Abstract

To investigate the immunologic consequences of non-operative management of splenic injury, three parameters were studied: survival following pneumococcal sepsis, clearance of blood-borne bacteria, following Hemophilus influenzae challenge, and antibody response to type III pneumococcal capsular polysaccharide. Two hundred twenty-five Sprague-Dawley rats were divided into three groups and subjected either to a splenectomy, a sham operation, or standard blunt trauma. A significant increase in mortality was noted in the splenectomized group as compared with both the traumatized and control groups when challenged with Streptococcus pneumoniae. In both the control and trauma groups, H influenzae cleared significantly within 18 hours. Blood-borne bacteria persisted at the same level for 72 hours in the splenectomized animals. Four and 11 days later, the antibody level in both traumatized and control groups was higher than in the splenectomized subjects (P less than .001). There was no difference in the serum antibody level between the control and trauma groups at four days.
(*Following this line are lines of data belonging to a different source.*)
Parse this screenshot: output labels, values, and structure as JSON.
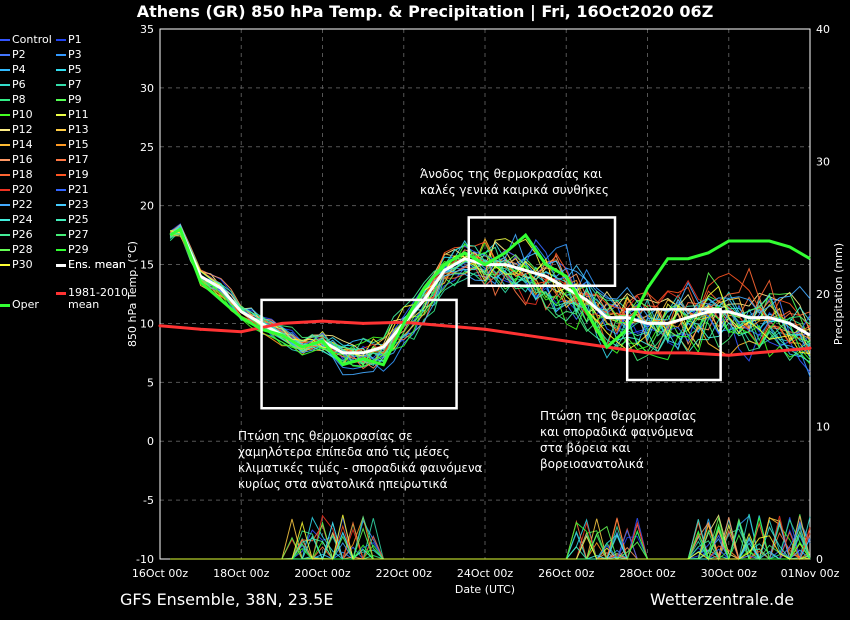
{
  "title": "Athens  (GR)  850 hPa Temp. & Precipitation | Fri, 16Oct2020 06Z",
  "footer_left": "GFS Ensemble, 38N, 23.5E",
  "footer_right": "Wetterzentrale.de",
  "annotations": [
    {
      "lines": [
        "Άνοδος της θερμοκρασίας και",
        "καλές γενικά καιρικά συνθήκες"
      ]
    },
    {
      "lines": [
        "Πτώση της θερμοκρασίας σε",
        "χαμηλότερα επίπεδα από τις μέσες",
        "κλιματικές τιμές - σποραδικά φαινόμενα",
        "κυρίως στα ανατολικά ηπειρωτικά"
      ]
    },
    {
      "lines": [
        "Πτώση της θερμοκρασίας",
        "και σποραδικά φαινόμενα",
        "στα βόρεια και",
        "βορειοανατολικά"
      ]
    }
  ],
  "legend": [
    {
      "label": "Control",
      "color": "#3355ff"
    },
    {
      "label": "P1",
      "color": "#2244ee"
    },
    {
      "label": "P2",
      "color": "#4477ff"
    },
    {
      "label": "P3",
      "color": "#3399ff"
    },
    {
      "label": "P4",
      "color": "#33bbff"
    },
    {
      "label": "P5",
      "color": "#33ddee"
    },
    {
      "label": "P6",
      "color": "#33ddcc"
    },
    {
      "label": "P7",
      "color": "#33ddaa"
    },
    {
      "label": "P8",
      "color": "#33ee88"
    },
    {
      "label": "P9",
      "color": "#55ff55"
    },
    {
      "label": "P10",
      "color": "#44ff22"
    },
    {
      "label": "P11",
      "color": "#eeff44"
    },
    {
      "label": "P12",
      "color": "#ffee88"
    },
    {
      "label": "P13",
      "color": "#ffcc44"
    },
    {
      "label": "P14",
      "color": "#ffbb33"
    },
    {
      "label": "P15",
      "color": "#ff9922"
    },
    {
      "label": "P16",
      "color": "#ff9966"
    },
    {
      "label": "P17",
      "color": "#ff7744"
    },
    {
      "label": "P18",
      "color": "#ff6633"
    },
    {
      "label": "P19",
      "color": "#ff5522"
    },
    {
      "label": "P20",
      "color": "#ee3322"
    },
    {
      "label": "P21",
      "color": "#3366ff"
    },
    {
      "label": "P22",
      "color": "#44aaff"
    },
    {
      "label": "P23",
      "color": "#44ccff"
    },
    {
      "label": "P24",
      "color": "#44eedd"
    },
    {
      "label": "P25",
      "color": "#44eebb"
    },
    {
      "label": "P26",
      "color": "#44ee99"
    },
    {
      "label": "P27",
      "color": "#44ee77"
    },
    {
      "label": "P28",
      "color": "#66ff55"
    },
    {
      "label": "P29",
      "color": "#33ff33"
    },
    {
      "label": "P30",
      "color": "#ffff33"
    },
    {
      "label": "Ens. mean",
      "color": "#ffffff"
    },
    {
      "label": "1981-2010",
      "label2": "mean",
      "color": "#ff3333"
    },
    {
      "label": "Oper",
      "color": "#33ff33"
    }
  ],
  "chart_data": {
    "type": "line",
    "xlabel": "Date (UTC)",
    "ylabel": "850 hPa Temp. (°C)",
    "y2label": "Precipitation (mm)",
    "xlim_days": [
      0,
      16
    ],
    "ylim": [
      -10,
      35
    ],
    "y2lim": [
      0,
      40
    ],
    "yticks": [
      -10,
      -5,
      0,
      5,
      10,
      15,
      20,
      25,
      30,
      35
    ],
    "y2ticks": [
      0,
      10,
      20,
      30,
      40
    ],
    "xticks": [
      "16Oct 00z",
      "18Oct 00z",
      "20Oct 00z",
      "22Oct 00z",
      "24Oct 00z",
      "26Oct 00z",
      "28Oct 00z",
      "30Oct 00z",
      "01Nov 00z"
    ],
    "grid": true,
    "series": [
      {
        "name": "Ens. mean",
        "color": "#ffffff",
        "x": [
          0.25,
          0.5,
          1,
          1.5,
          2,
          2.5,
          3,
          3.5,
          4,
          4.5,
          5,
          5.5,
          6,
          6.5,
          7,
          7.5,
          8,
          8.5,
          9,
          9.5,
          10,
          10.5,
          11,
          11.5,
          12,
          12.5,
          13,
          13.5,
          14,
          14.5,
          15,
          15.5,
          16
        ],
        "y": [
          17.5,
          18,
          14,
          13,
          11,
          10,
          9,
          8,
          8.5,
          7.5,
          7.5,
          8,
          10,
          12,
          14.5,
          15.5,
          15,
          15,
          14.5,
          14,
          13,
          12,
          10.5,
          10.5,
          10,
          10,
          10.5,
          11,
          11,
          10.5,
          10.5,
          10,
          9
        ]
      },
      {
        "name": "1981-2010 mean",
        "color": "#ff3333",
        "x": [
          0,
          1,
          2,
          3,
          4,
          5,
          6,
          7,
          8,
          9,
          10,
          11,
          12,
          13,
          14,
          15,
          16
        ],
        "y": [
          9.8,
          9.5,
          9.3,
          10,
          10.2,
          10,
          10.1,
          9.8,
          9.5,
          9,
          8.5,
          8,
          7.5,
          7.5,
          7.3,
          7.6,
          7.9
        ]
      },
      {
        "name": "Oper",
        "color": "#33ff33",
        "x": [
          0.25,
          0.5,
          1,
          1.5,
          2,
          2.5,
          3,
          3.5,
          4,
          4.5,
          5,
          5.5,
          6,
          6.5,
          7,
          7.5,
          8,
          8.5,
          9,
          9.5,
          10,
          10.5,
          11,
          11.5,
          12,
          12.5,
          13,
          13.5,
          14,
          14.5,
          15,
          15.5,
          16
        ],
        "y": [
          17.5,
          18,
          13.5,
          12,
          10.5,
          9.5,
          9,
          8,
          8.5,
          6.5,
          7,
          6.5,
          10,
          13,
          15,
          16,
          15,
          16,
          17.5,
          15,
          14,
          11,
          8,
          9.5,
          13,
          15.5,
          15.5,
          16,
          17,
          17,
          17,
          16.5,
          15.5
        ]
      }
    ],
    "boxes": [
      {
        "x": [
          2.5,
          7.3
        ],
        "y": [
          2.8,
          12
        ]
      },
      {
        "x": [
          7.6,
          11.2
        ],
        "y": [
          13.2,
          19
        ]
      },
      {
        "x": [
          11.5,
          13.8
        ],
        "y": [
          5.2,
          11.2
        ]
      }
    ]
  }
}
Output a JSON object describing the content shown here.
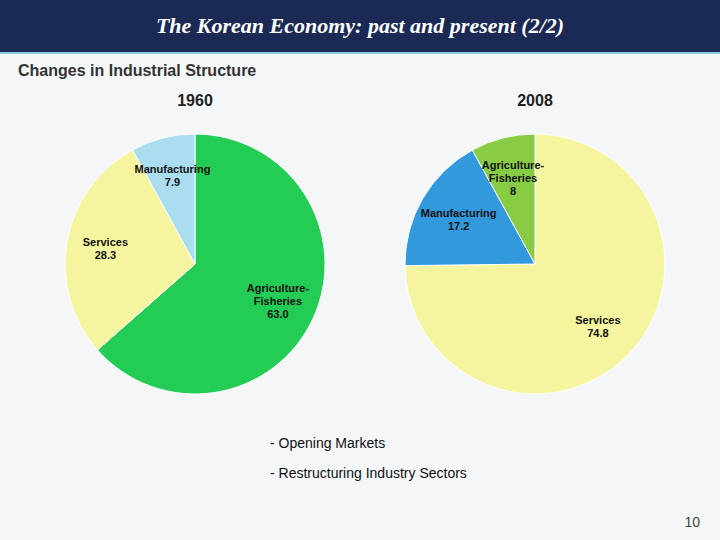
{
  "title": "The Korean Economy: past and present (2/2)",
  "subtitle": "Changes in Industrial Structure",
  "annotations": [
    "- Opening Markets",
    "- Restructuring Industry Sectors"
  ],
  "page_number": "10",
  "chart_data": [
    {
      "type": "pie",
      "title": "1960",
      "categories": [
        "Agriculture-\nFisheries",
        "Services",
        "Manufacturing"
      ],
      "values": [
        63.0,
        28.3,
        7.9
      ],
      "value_labels": [
        "63.0",
        "28.3",
        "7.9"
      ],
      "colors": [
        "#22cc55",
        "#f5f5a0",
        "#aaddee"
      ],
      "data_labels": true
    },
    {
      "type": "pie",
      "title": "2008",
      "categories": [
        "Services",
        "Manufacturing",
        "Agriculture-\nFisheries"
      ],
      "values": [
        74.8,
        17.2,
        8.0
      ],
      "value_labels": [
        "74.8",
        "17.2",
        "8"
      ],
      "colors": [
        "#f5f5a0",
        "#3399dd",
        "#88cc44"
      ],
      "data_labels": true
    }
  ]
}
However, at 11 days the trauma group showed a significant decrease in the antibody level (P less than .05). It can be concluded that following spontaneously-healing splenic trauma in the rat model, survival, bacterial clearance, and antibody response were all superior to that observed in the splenectomized subjects. In addition, the healed splenic disruption did not impair clearance of blood-borne encapsulated bacteria.